E cosa potevo fare io di fronte a quella faccia di tolla di un Parker? Ho stracciato l'articolo in mille pezzi e glieli ho gettati in faccia con disprezzo. "Sei il solito tonto, Parker! Io ti chiedo una cosa e tu non sei neanche capace di fare il tuo stupido lavoro! Puoi scordarti la paga, razza di incapace che non sei altro!"
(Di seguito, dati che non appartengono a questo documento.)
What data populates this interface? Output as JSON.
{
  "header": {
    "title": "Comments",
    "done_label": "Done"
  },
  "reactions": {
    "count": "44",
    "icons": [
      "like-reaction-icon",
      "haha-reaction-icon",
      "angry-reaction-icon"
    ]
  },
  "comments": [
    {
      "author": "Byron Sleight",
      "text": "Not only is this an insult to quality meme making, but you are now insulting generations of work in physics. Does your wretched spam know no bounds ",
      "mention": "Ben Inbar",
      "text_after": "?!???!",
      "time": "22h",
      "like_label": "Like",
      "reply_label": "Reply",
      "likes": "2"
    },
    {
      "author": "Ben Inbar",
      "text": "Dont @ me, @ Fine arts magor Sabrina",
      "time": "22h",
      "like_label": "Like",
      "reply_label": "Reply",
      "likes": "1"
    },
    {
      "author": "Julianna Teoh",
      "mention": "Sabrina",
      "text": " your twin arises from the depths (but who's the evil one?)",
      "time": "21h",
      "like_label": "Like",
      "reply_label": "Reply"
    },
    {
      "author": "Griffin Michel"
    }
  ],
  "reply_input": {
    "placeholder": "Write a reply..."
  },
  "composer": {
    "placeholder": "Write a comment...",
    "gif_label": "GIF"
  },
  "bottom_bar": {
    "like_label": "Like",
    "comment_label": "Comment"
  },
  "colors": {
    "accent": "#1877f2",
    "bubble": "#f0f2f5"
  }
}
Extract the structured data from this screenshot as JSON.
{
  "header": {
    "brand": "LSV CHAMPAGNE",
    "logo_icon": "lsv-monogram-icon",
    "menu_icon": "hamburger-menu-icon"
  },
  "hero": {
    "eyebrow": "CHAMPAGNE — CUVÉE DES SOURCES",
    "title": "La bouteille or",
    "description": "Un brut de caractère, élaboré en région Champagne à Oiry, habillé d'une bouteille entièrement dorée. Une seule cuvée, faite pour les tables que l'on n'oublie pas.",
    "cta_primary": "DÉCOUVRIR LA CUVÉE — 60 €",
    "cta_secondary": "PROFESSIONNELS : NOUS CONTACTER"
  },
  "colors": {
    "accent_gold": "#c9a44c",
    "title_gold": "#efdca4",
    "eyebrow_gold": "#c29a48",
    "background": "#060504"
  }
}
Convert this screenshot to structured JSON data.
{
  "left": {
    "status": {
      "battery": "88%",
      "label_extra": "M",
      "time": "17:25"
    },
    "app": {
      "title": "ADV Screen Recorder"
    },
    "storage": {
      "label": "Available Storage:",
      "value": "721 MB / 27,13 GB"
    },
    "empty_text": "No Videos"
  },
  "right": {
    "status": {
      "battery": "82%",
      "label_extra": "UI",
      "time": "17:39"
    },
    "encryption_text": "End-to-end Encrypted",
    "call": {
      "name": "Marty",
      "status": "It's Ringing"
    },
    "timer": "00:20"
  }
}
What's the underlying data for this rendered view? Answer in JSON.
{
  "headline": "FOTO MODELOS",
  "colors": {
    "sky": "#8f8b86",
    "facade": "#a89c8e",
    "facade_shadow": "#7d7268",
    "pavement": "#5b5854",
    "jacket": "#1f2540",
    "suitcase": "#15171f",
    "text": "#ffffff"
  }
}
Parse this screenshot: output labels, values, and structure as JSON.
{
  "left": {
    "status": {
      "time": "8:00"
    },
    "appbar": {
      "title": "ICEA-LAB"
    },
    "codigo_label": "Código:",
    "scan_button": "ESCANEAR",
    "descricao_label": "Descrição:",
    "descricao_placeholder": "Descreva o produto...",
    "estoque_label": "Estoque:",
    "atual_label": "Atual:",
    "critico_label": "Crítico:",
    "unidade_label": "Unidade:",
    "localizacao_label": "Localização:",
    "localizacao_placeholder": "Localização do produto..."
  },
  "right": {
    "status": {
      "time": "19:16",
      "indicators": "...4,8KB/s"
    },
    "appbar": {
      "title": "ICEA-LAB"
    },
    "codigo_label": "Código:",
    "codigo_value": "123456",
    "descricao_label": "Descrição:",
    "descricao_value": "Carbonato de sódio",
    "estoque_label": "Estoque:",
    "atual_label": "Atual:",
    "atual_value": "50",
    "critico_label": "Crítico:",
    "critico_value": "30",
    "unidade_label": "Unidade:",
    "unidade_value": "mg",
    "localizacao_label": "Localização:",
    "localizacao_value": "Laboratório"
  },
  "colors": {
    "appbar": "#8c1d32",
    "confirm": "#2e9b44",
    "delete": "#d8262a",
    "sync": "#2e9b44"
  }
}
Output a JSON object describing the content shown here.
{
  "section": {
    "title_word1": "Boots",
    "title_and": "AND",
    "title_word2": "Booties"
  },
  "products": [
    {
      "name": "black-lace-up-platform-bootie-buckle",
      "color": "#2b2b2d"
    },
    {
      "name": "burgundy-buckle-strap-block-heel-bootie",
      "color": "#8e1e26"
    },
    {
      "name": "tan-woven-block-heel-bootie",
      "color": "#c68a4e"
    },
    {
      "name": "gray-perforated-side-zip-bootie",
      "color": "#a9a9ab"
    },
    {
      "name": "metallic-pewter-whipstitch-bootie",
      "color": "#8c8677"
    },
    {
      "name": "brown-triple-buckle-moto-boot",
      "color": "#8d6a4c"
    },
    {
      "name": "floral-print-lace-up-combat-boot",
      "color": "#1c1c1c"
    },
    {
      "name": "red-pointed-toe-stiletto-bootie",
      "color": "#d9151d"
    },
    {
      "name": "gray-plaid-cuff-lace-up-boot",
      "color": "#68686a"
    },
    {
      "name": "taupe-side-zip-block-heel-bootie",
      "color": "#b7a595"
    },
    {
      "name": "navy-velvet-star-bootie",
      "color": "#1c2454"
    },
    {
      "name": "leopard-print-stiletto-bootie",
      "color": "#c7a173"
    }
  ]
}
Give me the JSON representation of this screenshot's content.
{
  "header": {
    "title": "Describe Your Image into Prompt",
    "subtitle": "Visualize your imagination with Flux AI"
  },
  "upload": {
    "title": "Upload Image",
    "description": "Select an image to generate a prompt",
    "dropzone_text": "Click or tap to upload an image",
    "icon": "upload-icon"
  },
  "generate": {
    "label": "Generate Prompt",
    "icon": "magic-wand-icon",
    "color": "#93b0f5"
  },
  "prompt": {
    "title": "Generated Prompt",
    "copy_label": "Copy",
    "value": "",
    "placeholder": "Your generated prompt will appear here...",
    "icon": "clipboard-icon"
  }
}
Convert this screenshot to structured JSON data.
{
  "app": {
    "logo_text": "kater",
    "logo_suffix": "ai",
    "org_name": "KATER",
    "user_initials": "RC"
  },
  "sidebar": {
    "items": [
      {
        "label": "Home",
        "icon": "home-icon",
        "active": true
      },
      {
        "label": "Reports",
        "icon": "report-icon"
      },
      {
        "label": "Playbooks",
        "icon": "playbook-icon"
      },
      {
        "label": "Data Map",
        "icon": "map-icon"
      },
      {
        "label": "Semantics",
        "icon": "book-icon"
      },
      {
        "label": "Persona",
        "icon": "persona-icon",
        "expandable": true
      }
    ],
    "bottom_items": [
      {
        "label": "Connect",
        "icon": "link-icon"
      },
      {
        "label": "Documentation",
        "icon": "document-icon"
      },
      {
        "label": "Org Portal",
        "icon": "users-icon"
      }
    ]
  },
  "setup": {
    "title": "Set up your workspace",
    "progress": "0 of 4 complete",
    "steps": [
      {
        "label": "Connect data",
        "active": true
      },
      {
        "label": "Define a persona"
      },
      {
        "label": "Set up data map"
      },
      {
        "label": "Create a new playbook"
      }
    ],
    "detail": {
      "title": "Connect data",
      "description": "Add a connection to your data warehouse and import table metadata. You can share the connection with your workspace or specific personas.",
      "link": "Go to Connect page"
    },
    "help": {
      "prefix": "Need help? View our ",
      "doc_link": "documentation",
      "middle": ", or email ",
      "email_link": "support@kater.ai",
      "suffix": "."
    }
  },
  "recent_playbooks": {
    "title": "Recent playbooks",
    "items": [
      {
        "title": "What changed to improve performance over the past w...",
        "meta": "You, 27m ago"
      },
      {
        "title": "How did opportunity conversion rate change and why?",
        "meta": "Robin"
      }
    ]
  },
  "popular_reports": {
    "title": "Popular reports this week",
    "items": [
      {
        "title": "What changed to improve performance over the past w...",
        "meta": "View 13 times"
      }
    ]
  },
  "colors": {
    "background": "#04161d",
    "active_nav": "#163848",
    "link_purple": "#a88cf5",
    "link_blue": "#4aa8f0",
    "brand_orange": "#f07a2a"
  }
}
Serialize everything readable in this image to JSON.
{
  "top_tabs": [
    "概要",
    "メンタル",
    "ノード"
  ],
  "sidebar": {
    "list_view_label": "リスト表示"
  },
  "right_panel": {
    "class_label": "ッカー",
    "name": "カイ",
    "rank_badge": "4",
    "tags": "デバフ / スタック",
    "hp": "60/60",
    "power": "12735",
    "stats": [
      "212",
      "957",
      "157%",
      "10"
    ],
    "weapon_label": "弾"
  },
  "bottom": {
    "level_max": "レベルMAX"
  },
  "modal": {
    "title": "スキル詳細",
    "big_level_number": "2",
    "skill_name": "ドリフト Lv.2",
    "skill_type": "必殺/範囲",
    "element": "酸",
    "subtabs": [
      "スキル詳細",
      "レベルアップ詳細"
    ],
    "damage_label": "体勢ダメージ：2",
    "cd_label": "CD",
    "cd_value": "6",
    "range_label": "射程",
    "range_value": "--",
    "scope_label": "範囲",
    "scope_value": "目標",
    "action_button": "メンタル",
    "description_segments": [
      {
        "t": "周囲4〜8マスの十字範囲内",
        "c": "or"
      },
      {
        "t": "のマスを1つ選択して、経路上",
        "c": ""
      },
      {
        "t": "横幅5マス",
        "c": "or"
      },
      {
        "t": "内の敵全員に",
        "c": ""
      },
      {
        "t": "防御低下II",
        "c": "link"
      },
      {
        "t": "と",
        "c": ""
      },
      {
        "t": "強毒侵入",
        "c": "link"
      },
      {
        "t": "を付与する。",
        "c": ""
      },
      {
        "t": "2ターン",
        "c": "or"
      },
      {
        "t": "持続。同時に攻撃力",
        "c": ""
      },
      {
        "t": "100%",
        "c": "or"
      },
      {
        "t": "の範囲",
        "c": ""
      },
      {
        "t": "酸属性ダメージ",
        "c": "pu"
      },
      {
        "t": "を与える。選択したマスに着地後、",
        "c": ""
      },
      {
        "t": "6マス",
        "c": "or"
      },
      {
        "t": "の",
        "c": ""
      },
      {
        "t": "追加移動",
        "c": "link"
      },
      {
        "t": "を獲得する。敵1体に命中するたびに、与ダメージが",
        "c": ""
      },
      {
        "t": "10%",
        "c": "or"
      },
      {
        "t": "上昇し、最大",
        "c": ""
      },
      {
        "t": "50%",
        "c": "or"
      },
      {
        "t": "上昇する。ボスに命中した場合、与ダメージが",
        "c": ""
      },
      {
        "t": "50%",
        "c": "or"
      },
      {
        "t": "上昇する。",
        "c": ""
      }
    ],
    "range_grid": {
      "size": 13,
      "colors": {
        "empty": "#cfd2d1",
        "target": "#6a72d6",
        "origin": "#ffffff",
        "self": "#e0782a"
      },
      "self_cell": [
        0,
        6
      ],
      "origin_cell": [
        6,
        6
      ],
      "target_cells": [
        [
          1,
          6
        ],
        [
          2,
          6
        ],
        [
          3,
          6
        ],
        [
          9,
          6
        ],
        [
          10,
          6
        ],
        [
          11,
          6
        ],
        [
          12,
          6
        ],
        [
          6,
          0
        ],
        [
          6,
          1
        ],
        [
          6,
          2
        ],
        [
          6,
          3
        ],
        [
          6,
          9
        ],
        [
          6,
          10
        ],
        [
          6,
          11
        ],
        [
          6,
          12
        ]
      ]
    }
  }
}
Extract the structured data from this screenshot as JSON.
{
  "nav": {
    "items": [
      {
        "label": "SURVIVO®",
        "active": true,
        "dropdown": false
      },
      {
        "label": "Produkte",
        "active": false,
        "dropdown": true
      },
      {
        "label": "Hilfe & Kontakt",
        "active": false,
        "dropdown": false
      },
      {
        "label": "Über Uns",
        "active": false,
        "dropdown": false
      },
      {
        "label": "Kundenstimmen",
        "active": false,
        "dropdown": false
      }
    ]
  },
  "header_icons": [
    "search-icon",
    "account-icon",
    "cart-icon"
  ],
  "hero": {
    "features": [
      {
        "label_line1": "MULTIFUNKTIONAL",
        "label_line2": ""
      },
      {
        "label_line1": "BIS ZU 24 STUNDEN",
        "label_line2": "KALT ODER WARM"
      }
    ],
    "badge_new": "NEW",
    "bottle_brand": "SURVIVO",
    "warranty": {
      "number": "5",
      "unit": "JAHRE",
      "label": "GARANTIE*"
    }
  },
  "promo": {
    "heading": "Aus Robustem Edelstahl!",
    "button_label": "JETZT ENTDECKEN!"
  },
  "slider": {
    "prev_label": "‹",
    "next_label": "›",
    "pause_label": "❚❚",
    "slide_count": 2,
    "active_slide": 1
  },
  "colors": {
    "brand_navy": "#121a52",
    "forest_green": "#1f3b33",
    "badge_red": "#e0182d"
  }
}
Parker se ne è andato via piangendo, e io mi sono messo a fumare il mio sigaro per calmarmi i nervi. Ho fissato per un po' i pezzettini dell'articolo stracciato e alla fine, per passare il tempo, mi sono messo a riattaccarli con il nastro adesivo.
È venuto fuori, mi venisse un colpo secco, che l'articolo non era niente male davvero. Maledetto Parker, allora è vero che ha l'occhio buono... Ho deciso di pubblicarlo e di mandare a quella Ottonovetre un assegno di cinque dollari per la buona volontà, ma Parker sta fresco se pensa di vedere un centesimo su questo lavoro! Parola di Jonah Jameson.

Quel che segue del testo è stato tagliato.